Jéssica: Essa é uma pergunta complicada para mim, mas serei sincera. Eu nunca tive muitas amigas, além disso, conheço poucas meninas que gostam do mesmo tipo de som que eu e as que conheci pessoalmente (que participavam da cena e de bandas), a maioria delas não me recebiam bem, eram mal-educadas e arrogantes. Quando entrei na Roadie Metal conheci meninas diferentes, principalmente minhas colegas redatoras que são minhas inspirações. Sempre existiram mulheres na cena underground, mas acho que não foi muito fácil conquistar o espaço feminino no Rock/Metal. Somos vistas como rebeldes, garotas à procura de uma nova moda e outras coisas que ouço falar, mas nunca como uma mulher que está lá simplesmente porque gosta do som.
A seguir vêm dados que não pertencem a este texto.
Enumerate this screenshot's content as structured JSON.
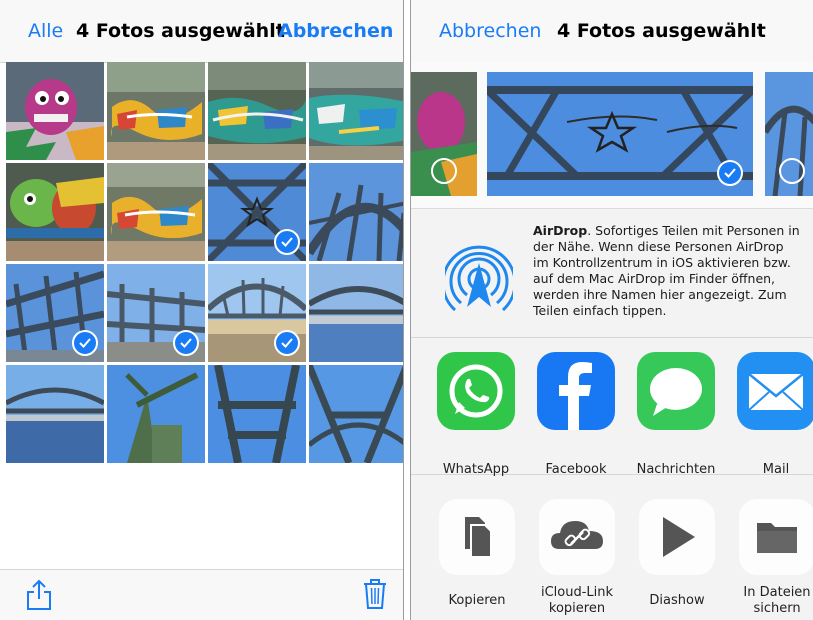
{
  "left_screen": {
    "navbar": {
      "all_label": "Alle",
      "title": "4 Fotos ausgewählt",
      "cancel_label": "Abbrechen"
    },
    "photos": [
      {
        "subject": "graffiti",
        "selected": false
      },
      {
        "subject": "graffiti",
        "selected": false
      },
      {
        "subject": "graffiti",
        "selected": false
      },
      {
        "subject": "graffiti",
        "selected": false
      },
      {
        "subject": "graffiti",
        "selected": false
      },
      {
        "subject": "graffiti",
        "selected": false
      },
      {
        "subject": "bridge-star",
        "selected": true
      },
      {
        "subject": "bridge",
        "selected": false
      },
      {
        "subject": "bridge",
        "selected": true
      },
      {
        "subject": "bridge",
        "selected": true
      },
      {
        "subject": "bridge",
        "selected": true
      },
      {
        "subject": "bridge-river",
        "selected": false
      },
      {
        "subject": "bridge-river",
        "selected": false
      },
      {
        "subject": "crane",
        "selected": false
      },
      {
        "subject": "bridge-beams",
        "selected": false
      },
      {
        "subject": "bridge-beams",
        "selected": false
      }
    ],
    "toolbar": {
      "share_icon": "share-icon",
      "trash_icon": "trash-icon"
    }
  },
  "right_screen": {
    "navbar": {
      "cancel_label": "Abbrechen",
      "title": "4 Fotos ausgewählt"
    },
    "airdrop": {
      "title": "AirDrop",
      "description": ". Sofortiges Teilen mit Personen in der Nähe. Wenn diese Personen AirDrop im Kontrollzentrum in iOS aktivieren bzw. auf dem Mac AirDrop im Finder öffnen, werden ihre Namen hier angezeigt. Zum Teilen einfach tippen."
    },
    "apps": [
      {
        "label": "WhatsApp",
        "icon": "whatsapp-icon",
        "color": "#25c23f"
      },
      {
        "label": "Facebook",
        "icon": "facebook-icon",
        "color": "#1877f2"
      },
      {
        "label": "Nachrichten",
        "icon": "messages-icon",
        "color": "#34c759"
      },
      {
        "label": "Mail",
        "icon": "mail-icon",
        "color": "#1f8ff0"
      }
    ],
    "actions": [
      {
        "label": "Kopieren",
        "icon": "copy-icon"
      },
      {
        "label": "iCloud-Link kopieren",
        "icon": "icloud-link-icon"
      },
      {
        "label": "Diashow",
        "icon": "play-icon"
      },
      {
        "label": "In Dateien sichern",
        "icon": "folder-icon"
      }
    ]
  },
  "colors": {
    "accent": "#1a7cf5",
    "sky": "#3f86d9",
    "steel": "#3d4f63"
  }
}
Apesar disso, percebo que isso está melhorando, mas quero deixar bem claro aqui que nós meninas, não gostamos apenas de Nightwish, nós gostamos de Metal extremo e isso não tem nada a ver com querer chamar atenção.
12-Que conselhos daria para as meninas que estão se chegando no underground e começando a se envolver na cena?
Jéssica: Sejam sinceras consigo mesmas, vocês podem gostar do som que quiserem e não sintam medo de serem julgadas. Não tenham receio de participar da cena, seja nas bandas, youtubers, redatoras, etc. Façam o que querem, simples assim. O underground precisa de mulheres engajadas na cena, aprendam com as outras que já estão lá, há espaço para todas.
13-E o futuro? Quais os planos da Jéssica da Mata para o restante de 2021 e para os anos à frente?
Jéssica: Neste ano pretendo desenvolver melhor meu vocal, produzir bons conteúdos no meu canal do YouTube (A Voz do Underground) e continuar a fazer o meu trabalho como redatora ajudando a divulgar as bandas nacionais. Para o futuro, me dedicar ao vocal, meu contrabaixo e fazer mais parcerias com gravadoras. Para finalizar, quero agradecer a você Jenny, minha amiga que admiro muito e desejar que a vacina chegue logo para que as bandas possam retornar aos palcos.
Obrigada, Jess. Depois dessa entrevista aprendi a te admirar ainda mais. Juntas seremos ainda mais fortes. Parabéns pela sua força, coragem e determinação. Logo logo estaremos todos vacinados e fazendo muito barulho!